Seit Jahren erfreut sich der Devisenmarkt eines ungebremsten weltweiten Wachstums. Während der Finanzkrise gewann das Forex Trading sogar noch mehr an Bedeutung, wie die aktuellen Zahlen es eindeutig belegen: Verglichen mit dem Jahr 2007 ist das Handelsvolumen am Devisenmarkt um satte 20%, zwischen 2004 und 2010 sogar um 100% angestiegen. Damit hat der Handel mit Devisen den weltweiten Handel mit realen Waren und Dienstleistungen um das 70-fache übertroffen: Mit den 4 Billionen Dollar Umsatz täglich, wovon 1,47 Billionen Dollar allein in Londons „City“ – dem weltweit führenden Marktplatz für Devisen – den Besitzer wechseln. Zurückzuführen ist das auf mehreren verschiedenen Faktoren. Dazu zählen zum Beispiel die Einführung des Handels mit Währungen der Schwellenländer und vor allem das computergesteuerte Forex Trading, das in bestimmten Kreisen auf Ablehnung stößt.

Auf dem Devisenmarkt wird extrem viel Geld extrem schnell rund um die Uhr weltweit bewegt. Zu bewältigen ist das nur dank schnellen Computern und leistungsstarken Computerprogrammen. Gesprochen wird hier vom Algo-Trading (bzw. algorithmischen Handel). Dagegen ist an sich nichts einzuwenden, heute sind zahlreiche weitere Lebensbereiche ebenfalls computergesteuert. Der immer stärker werdende Einfluss des Algo-Tradings auf das Forex Trading sorgt dennoch für immer tieferen Stirnfalten bei den Aufsehern und wachsenden Ängsten der Marktteilnehmer. Und zwar durch die Algo-Trader (Algo-Händler), die mittlerweile als eine eigene Anlegerklasse betrachtet werden. Gemeint sind dabei jene Forex Trader, die ausschließlich durch Computerprogramme handeln. Handelsentscheidungen und Ordererteilungen überlassen sie völlig dem Computerprogramm bzw. dem Algorithmus, sie setzen lediglich die Eingabe-Parameter ein, einzig und allein, um möglichst schnell möglichst hohe Gewinne zu erzielen.

Für eine heftige Verwirrung rund um den Globus sorgten vor wenigen Monaten hauptsächlich die als High-Frequency-Trader (bzw. Hochgeschwindigkeitshändler) bezeichneten Algo-Händler. Und zwar, weil sie dank ihren Hochleistungscomputern und Computerprogrammen die weltweiten Finanzmärkte überforderten, zumal sie ihre Kauf- und Verkaufsorder mit einer Taktung von Mikrosekunden platzierten. Algo-Trading nutzen, um schneller und komfortabler handeln zu können, ist legal, es nutzen, um möglichst schnell möglichst viele Order zu generieren, ohne das normale Ziel zu haben, Gewinne zu generieren, ist dagegen nicht OK. Oft geben High-Frequency-Trader eine Riesenzahl Kauf- bzw.

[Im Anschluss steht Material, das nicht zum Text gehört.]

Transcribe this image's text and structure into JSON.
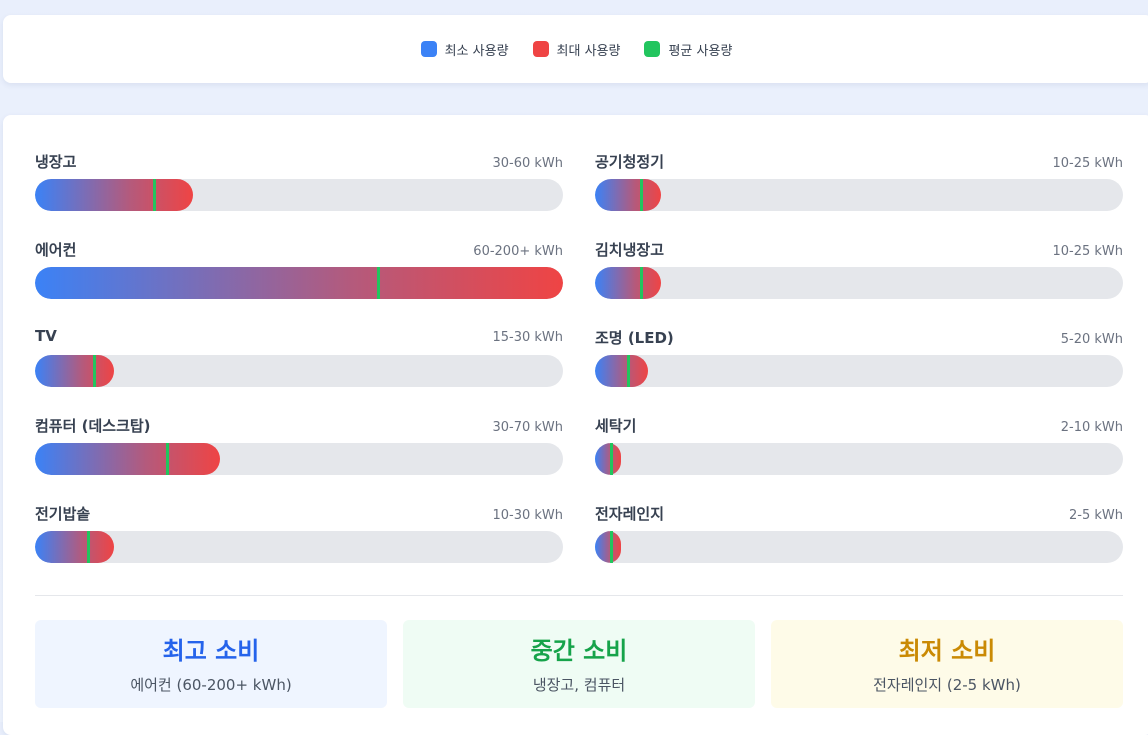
{
  "legend": {
    "items": [
      {
        "label": "최소 사용량",
        "color": "#3b82f6"
      },
      {
        "label": "최대 사용량",
        "color": "#ef4444"
      },
      {
        "label": "평균 사용량",
        "color": "#22c55e"
      }
    ]
  },
  "chart_data": {
    "type": "bar",
    "unit": "kWh",
    "scale_max": 200,
    "items": [
      {
        "name": "냉장고",
        "range_label": "30-60 kWh",
        "min": 30,
        "max": 60,
        "avg": 45
      },
      {
        "name": "공기청정기",
        "range_label": "10-25 kWh",
        "min": 10,
        "max": 25,
        "avg": 17.5
      },
      {
        "name": "에어컨",
        "range_label": "60-200+ kWh",
        "min": 60,
        "max": 200,
        "avg": 130
      },
      {
        "name": "김치냉장고",
        "range_label": "10-25 kWh",
        "min": 10,
        "max": 25,
        "avg": 17.5
      },
      {
        "name": "TV",
        "range_label": "15-30 kWh",
        "min": 15,
        "max": 30,
        "avg": 22.5
      },
      {
        "name": "조명 (LED)",
        "range_label": "5-20 kWh",
        "min": 5,
        "max": 20,
        "avg": 12.5
      },
      {
        "name": "컴퓨터 (데스크탑)",
        "range_label": "30-70 kWh",
        "min": 30,
        "max": 70,
        "avg": 50
      },
      {
        "name": "세탁기",
        "range_label": "2-10 kWh",
        "min": 2,
        "max": 10,
        "avg": 6
      },
      {
        "name": "전기밥솥",
        "range_label": "10-30 kWh",
        "min": 10,
        "max": 30,
        "avg": 20
      },
      {
        "name": "전자레인지",
        "range_label": "2-5 kWh",
        "min": 2,
        "max": 5,
        "avg": 3.5
      }
    ]
  },
  "summary": {
    "high": {
      "title": "최고 소비",
      "desc": "에어컨 (60-200+ kWh)"
    },
    "mid": {
      "title": "중간 소비",
      "desc": "냉장고, 컴퓨터"
    },
    "low": {
      "title": "최저 소비",
      "desc": "전자레인지 (2-5 kWh)"
    }
  }
}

Verkaufsorder blitzschnell ab, die sie genauso blitzschnell stornieren. Mit dieser großen Zahl Order bezwecken sie meist, nur andere Trader auszuhorchen und deren Handelsvorhaben für die eigenen Handelsentscheidungen zu nutzen.

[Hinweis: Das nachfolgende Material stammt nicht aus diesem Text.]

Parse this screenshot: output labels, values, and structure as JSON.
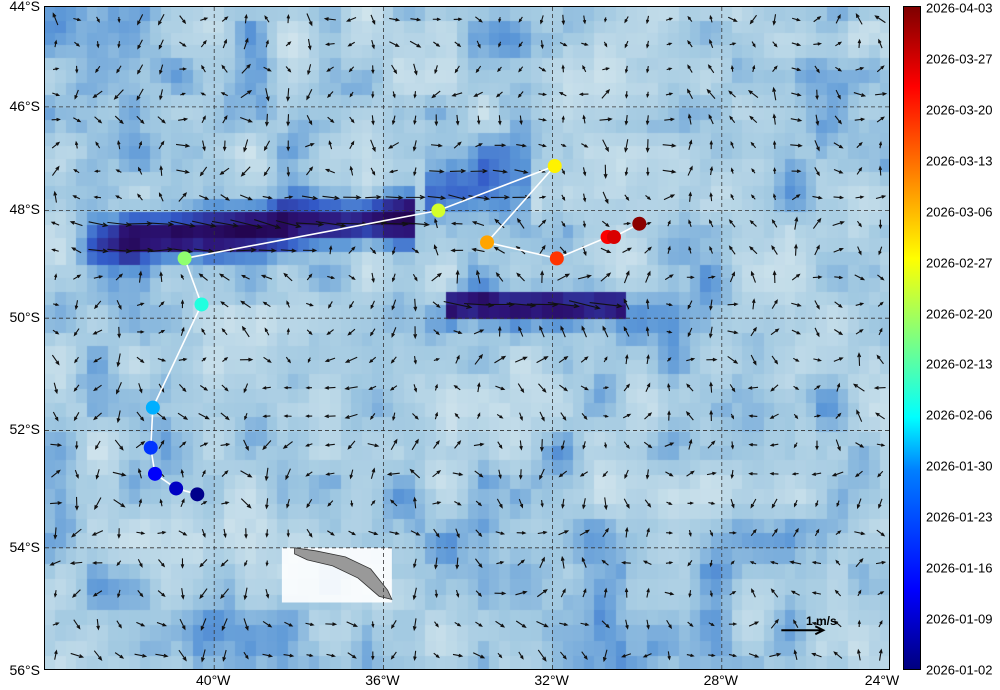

Algo-Trader bzw. High-Frequency-Trader (High-Tech-Händler) sind sowohl am Aktienmarkt als auch am Devisenmarkt aktiv, wobei sie beim Forex Trading viel stärkere Turbulenzen verursachen können. Denn an Anbetracht der exorbitanten Mengen Geld, die in Teilen einer Sekunde gekauft und vor allem verkauft werden können, kann genau so schnell eine Währung zum fatalen Absturz gebracht werden und damit die gesamte Wirtschaft eines ganzes Landes oder eines Währungsraumes wie z. B. des Euro-Raums. Beunruhigend ist es, dass der Hochgeschwindigkeitshandel im weltweiten Devisenhandel immer mehr an Einfluss und Macht gewinnt, dadurch bedingt, dass dessen Marktanteil rapide steigt: Im Jahr 2009 lag er bereits bei rund 25%, in Fachkreisen ist zu spüren, dass es so bleibt. Der zunehmende Einfluss des Algo-Tradings auf das Forex Trading ist eine echte Bedrohung, zumal Computer und Computerprogramme mehr Entscheidungsmacht als Menschen haben.